For the past few years, however, Bombay Club has been known more for libations, martinis in particular, a comfortable and elegant atmosphere, and a place where locals gather after work and after dinner. Fiske is enhancing that, introducing a lunch menu in November and maintaining the week-night piano music and weekend jazz trio that perform now.
"People do still come for the martinis, but they also come to dine," says Fiske, who added other beverages along with the dinner menu. "Pairing martinis with food isn't easy. About the only martini you could really include with a meal is the Breathless, a chocolate martini ... as a dessert."
To fill the dinner libation niche, Fiske compiled a wine list of 35 vintages to complement the dinner menu. The extensive wine selection hasn't dampened the public's demand for martinis and cocktails in general, however. In fact, Fiske says, customers' taste for martinis has expanded and pulled in imbibers who before didn't think they liked vodka or gin, the traditional ingredients of martinis.
"It's all changed," Fiske says of the liquor designing and distilling industry. "Vodka is not what it used to be. The distilling techniques have been greatly refined ... and they're infusing it with all kinds of flavors." Consumers find the new premium vodkas, some of which have been quadruple distilled, are smoother, more palatable, offer a variety of taste options, and lack the burning taste and propensity to cause hangovers of vodkas past.
"Even people who don't drink martinis can drink the specialty martinis," Fiske says. "The [new vodkas] are more broad-based and appeal to a greater number of people. The alcohol bite is not there, but the real flavor is."
The Bombay Club bar stocks 20 different vodkas from which bartenders concoct scores of martinis for every taste. "Our martini list has grown from its original 40-plus to more than 120," Fiske says. It most likely will grow even longer in the future as the gin industry follows vodka makers' example and is now making its own refinements, he says. Consumers are driving the trend as more and more choose quality over quantity. "People in general are drinking less, but drinking more premium liquors," Fiske says.
Martinis are a traditional favorite at Bombay Club, but local regulars and out-of-towners who happen to find the intimate bar and restaurant also know it as a purveyor of premium cuisine that's available -- along with live musical accompaniment -- until as late as 2 a.m.
When Fiske first bought the English gentlemen's club-themed business, it was a bar that served hors d'oeuvres, had a humidor with premium cigars and musicians who played its grand piano.

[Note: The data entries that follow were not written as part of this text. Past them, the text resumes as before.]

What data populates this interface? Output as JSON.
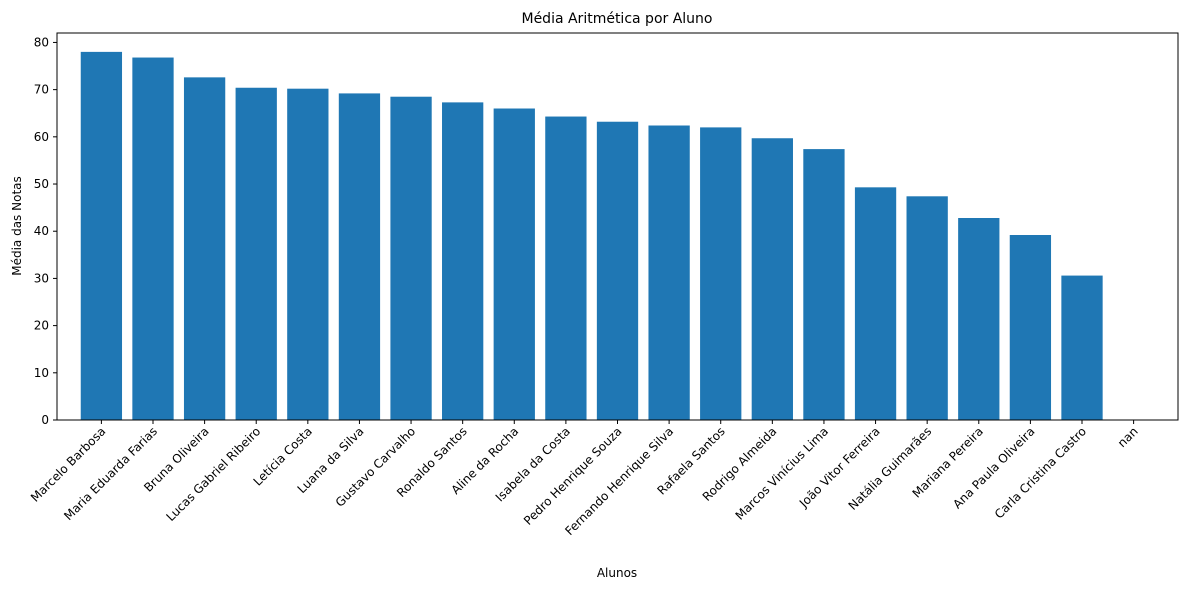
{
  "chart_data": {
    "type": "bar",
    "title": "Média Aritmética por Aluno",
    "xlabel": "Alunos",
    "ylabel": "Média das Notas",
    "categories": [
      "Marcelo Barbosa",
      "Maria Eduarda Farias",
      "Bruna Oliveira",
      "Lucas Gabriel Ribeiro",
      "Letícia Costa",
      "Luana da Silva",
      "Gustavo Carvalho",
      "Ronaldo Santos",
      "Aline da Rocha",
      "Isabela da Costa",
      "Pedro Henrique Souza",
      "Fernando Henrique Silva",
      "Rafaela Santos",
      "Rodrigo Almeida",
      "Marcos Vinícius Lima",
      "João Vitor Ferreira",
      "Natália Guimarães",
      "Mariana Pereira",
      "Ana Paula Oliveira",
      "Carla Cristina Castro",
      "nan"
    ],
    "values": [
      78.0,
      76.8,
      72.6,
      70.4,
      70.2,
      69.2,
      68.5,
      67.3,
      66.0,
      64.3,
      63.2,
      62.4,
      62.0,
      59.7,
      57.4,
      49.3,
      47.4,
      42.8,
      39.2,
      30.6,
      null
    ],
    "ylim": [
      0,
      82
    ],
    "yticks": [
      0,
      10,
      20,
      30,
      40,
      50,
      60,
      70,
      80
    ],
    "xtick_rotation": 45,
    "grid": false,
    "colors": {
      "bar": "#1f77b4",
      "axis": "#000000",
      "background": "#ffffff"
    }
  }
}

He kept all those things, but added a dinner menu, drawing on both the past and present to establish the business' culinary future.
"We kept some of the menu's original concepts from the 1980s when it had dinner," Fiske says. Those include hearty filet mignons and voluptuous burgers, but with a contemporary twist. The Bombay filet is a 10-ounce center cut filet drizzled with Stilton cheese and served, as all entrees are, with creamy mashed potatoes and vegetables, and the Famous Bombay Burger blankets Stilton cheese over 10 ounces of tender beef cooked to order. Other popular dishes include barbecue shrimp in an Abita-beer base and rosemary-infused roasted chicken.
Locals, particularly business people, make up a large part of Fiske's regular customer base, and he hopes to attract even more soon-to-be-regulars from the French Quarter and Central Business District when he opens for lunch.
"My reputation is being built on word-of-mouth," says Fiske, who hopes recommendations also will bring in tourists. "The interaction with people is something that I enjoy very much about my job, but I also like to promote the club as a place where visitors can experience what the locals do. They walk away with a good feeling, that they experienced something."